Background information
- Born: 1978 (age 47–48) Kramatorsk, Ukraine
- Genres: Classical music
- Instruments: Viola and Conductor
- Spouse: Dóra Kokas (m. 2019)

= Maxim Rysanov =

Ukrainian violist and conductor (born 1978)

Maxim Rysanov (born 1978) is a Ukrainian violist and conductor.

Rysanov was born in Kramatorsk, and studied at the Central Special Music School in Moscow and later at the Guildhall School of Music and Drama in London. In 2000 he won the Gold Medal of the Guildhall School of Music and Drama.

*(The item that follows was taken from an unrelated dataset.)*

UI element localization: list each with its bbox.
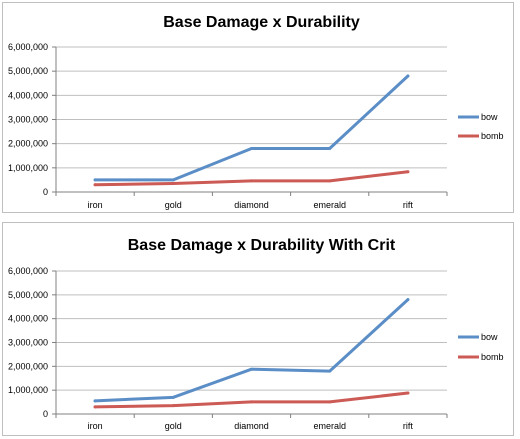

Rysanov won the Gramophone Award as Young Artist of the Year in 2008 and was a BBC New Generation Artist from 2007 to 2009. He is also a laureate of the Geneva (2005), Lionel Tertis (2003), and Valentino Bucchi (1995) competitions.

As a soloist, Rysanov has worked with orchestras and conductors world-wide.

Rysanov performed his own transcription of Tchaikovsky's Variations on a Rococo Theme, Op. 33, at the last night of the BBC Proms in 2010.

Rysanov has recorded and released many albums of music featuring the viola. His first three releases all gained a Gramophone Editor's Choice award. His recording with the Swedish Chamber Orchestra and Muhai Tang on BIS Records (released in September 2011) was declared Editors Choice of the month in The Strad and received a 5-star review in the Daily Telegraph.

Three CDs of Beethoven and Brahms on the Onyx label, including some transcription for the viola, with Kristina Blaumane (cello) and Jacob Katsnelson (piano), have received positive review.

Rysanov plays an instrument by Giuseppe Guadagnini (son of Giovanni Battista Guadagnini), made in 1780, known as 'Il Soldato' on private loan that was kindly arranged by Premiere Performances Hong Kong.